I'm not an expert on wireless encryption but doesn't WPA encrypt using a specified key for all users of the same wireless network rather than providing specific individual keys on a per user basis?
Wouldn't that mean that anybody able to access the access point could still harvest the un-encrypted cookies using Firesheep given the primary demonstration of the problem is with public wireless networks at coffee shops and airports?
...after this and the whole Google fiasco, manufacturers will take a hint and make WPA encryption the default. You can't realistically expect users to know how to configure this stuff and it doesn't actually cost the company anything extra.
Fixed that for you, if people want to run unencrypted wifi, that should be their right, but I do agree that manufacturers should turn on the best security connection by default. Quick point, the wireless DSL modem I bought from Quest defaults to WPA2 and has a 32 Char (though each of those chars is still just a hexdigit...) password. Pretty decent out of the box if you ask me.
manufacturers will take a hint and make WPA encryption mandatory.
That's actually a terrible idea. WPA won't solve the real problem.
It would make people feel secure, until a year later someone publishes a tool that simplifies ARP poisoning and the whole story starts again.
If you really care about the security of the users, you should teach people how to use end-to-end encrypted protocols, like HTTPS for example.
"Guns don't shoot people, Firefox shoots people!"
That seems to be the nature of the hyperbolic rhetoric in this sub-thread.
The fact is, this information is available to anybody sniffing traffic. If we were to restrict tool design, because it exposed shoddy application security and architecture? Then all we'd have is old, crappy tools. "Ban NMap and Nessus! Traceroute and Ping are enough to get your jobs done!"

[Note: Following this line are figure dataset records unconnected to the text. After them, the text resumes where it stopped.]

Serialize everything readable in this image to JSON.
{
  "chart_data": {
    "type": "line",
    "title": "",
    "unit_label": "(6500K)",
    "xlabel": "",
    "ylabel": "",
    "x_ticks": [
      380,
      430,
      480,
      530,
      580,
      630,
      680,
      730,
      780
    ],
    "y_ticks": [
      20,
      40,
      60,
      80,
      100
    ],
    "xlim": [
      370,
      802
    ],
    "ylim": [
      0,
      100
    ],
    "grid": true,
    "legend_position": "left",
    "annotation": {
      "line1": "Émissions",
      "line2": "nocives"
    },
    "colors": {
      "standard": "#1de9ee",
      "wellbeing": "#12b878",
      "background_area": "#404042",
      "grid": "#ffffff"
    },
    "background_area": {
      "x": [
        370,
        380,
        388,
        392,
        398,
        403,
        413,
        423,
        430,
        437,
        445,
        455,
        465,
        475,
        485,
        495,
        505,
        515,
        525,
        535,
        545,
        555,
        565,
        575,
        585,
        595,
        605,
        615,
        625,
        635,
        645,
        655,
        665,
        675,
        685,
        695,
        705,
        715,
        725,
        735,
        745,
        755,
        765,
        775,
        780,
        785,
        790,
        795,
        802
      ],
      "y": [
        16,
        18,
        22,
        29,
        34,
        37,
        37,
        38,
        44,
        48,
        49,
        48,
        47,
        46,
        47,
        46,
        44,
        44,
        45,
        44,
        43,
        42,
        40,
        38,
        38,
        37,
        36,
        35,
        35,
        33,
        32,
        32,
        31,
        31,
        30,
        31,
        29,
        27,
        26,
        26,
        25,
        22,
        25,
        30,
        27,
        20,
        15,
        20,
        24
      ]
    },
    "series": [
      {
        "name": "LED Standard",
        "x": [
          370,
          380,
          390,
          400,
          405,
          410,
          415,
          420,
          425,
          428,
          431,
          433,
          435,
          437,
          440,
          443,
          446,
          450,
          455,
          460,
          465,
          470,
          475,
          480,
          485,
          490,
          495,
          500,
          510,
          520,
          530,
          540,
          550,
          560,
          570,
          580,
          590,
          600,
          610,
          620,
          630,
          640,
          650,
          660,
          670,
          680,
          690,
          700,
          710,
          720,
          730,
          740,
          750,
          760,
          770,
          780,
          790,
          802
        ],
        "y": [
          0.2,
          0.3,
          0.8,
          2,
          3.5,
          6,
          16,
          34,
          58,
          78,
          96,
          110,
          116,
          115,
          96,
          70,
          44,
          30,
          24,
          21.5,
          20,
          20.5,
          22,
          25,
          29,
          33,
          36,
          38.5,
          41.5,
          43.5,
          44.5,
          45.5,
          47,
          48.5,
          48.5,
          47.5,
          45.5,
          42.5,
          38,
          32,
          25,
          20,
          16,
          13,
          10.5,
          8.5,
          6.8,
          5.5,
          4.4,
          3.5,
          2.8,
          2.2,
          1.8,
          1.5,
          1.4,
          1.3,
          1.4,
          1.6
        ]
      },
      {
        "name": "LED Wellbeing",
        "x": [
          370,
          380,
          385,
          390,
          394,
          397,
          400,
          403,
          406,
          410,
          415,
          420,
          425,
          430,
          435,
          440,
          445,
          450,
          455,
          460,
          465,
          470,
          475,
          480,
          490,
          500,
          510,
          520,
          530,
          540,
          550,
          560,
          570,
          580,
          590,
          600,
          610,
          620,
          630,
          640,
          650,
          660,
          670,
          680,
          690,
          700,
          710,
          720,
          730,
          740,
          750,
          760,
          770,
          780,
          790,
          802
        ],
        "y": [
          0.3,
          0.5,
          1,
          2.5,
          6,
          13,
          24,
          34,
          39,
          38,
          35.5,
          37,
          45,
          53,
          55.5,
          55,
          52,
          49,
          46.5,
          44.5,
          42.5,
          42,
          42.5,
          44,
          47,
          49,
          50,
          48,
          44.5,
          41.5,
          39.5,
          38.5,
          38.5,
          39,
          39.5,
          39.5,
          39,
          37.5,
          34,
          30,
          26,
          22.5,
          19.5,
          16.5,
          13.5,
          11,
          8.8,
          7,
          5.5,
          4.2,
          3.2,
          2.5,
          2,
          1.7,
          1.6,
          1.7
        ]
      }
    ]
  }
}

Fuckbook needs to get their act together, as do the other egregious offenders. Remember: the Zuckerberg business model depends on the discreet sharing of this data, without the user's full cognisance or consent. At least you know what they are shipping to folks like Zynga...
"Flyin' in just a sweet place,
Never been known to fail..."
That's true for WEP encryption I believe, but definitely not for WPA.
It's the same key for authorization to the router, but once established it creates a separate shared key for each individual connection.
So no, once you are connected to the router you don't get free access to everyone else's traffic. You can communicate them via the router, but you'd have to break their encryption to grab their cookies.
Security is mostly a superstition... Avoiding danger is no safer in the long run than outright exposure. - Helen Keller
Try a car analogy. That might work better.
It's like there's a new car being sold and the bonnet (that's "hood" to you) is held on by an elastic band. You start selling knives and instructions for removing the "hoods". This is, of course, saving the lives of some of the people who drive those cars and many of the people behind them. Still, Ford is going to try to pin it on you and deny any responsibility for selling cars with the hood held on with elastic bands.
This is 100% solved with standard basic web security. The only reason it's not done is that Facebook & co want an extra few hundred dollars to go with the pile they already have. HTTPS should have been active from the beginning.
=~ s,(.*),<sarcasm>$1</sarcasm>,g if any_point_you_wish();
How would that work with Walkie talkies or CB radio?
I mean, if I listened to someone on a walkie and they thought it was private...
Heck, even some old cordless phones could be picked up by nearby speakers.
Every time I start to have faith in humanity, I ruin it by driving to work between 7 and 8 am.
Really? Show me where I can buy a loaded gun.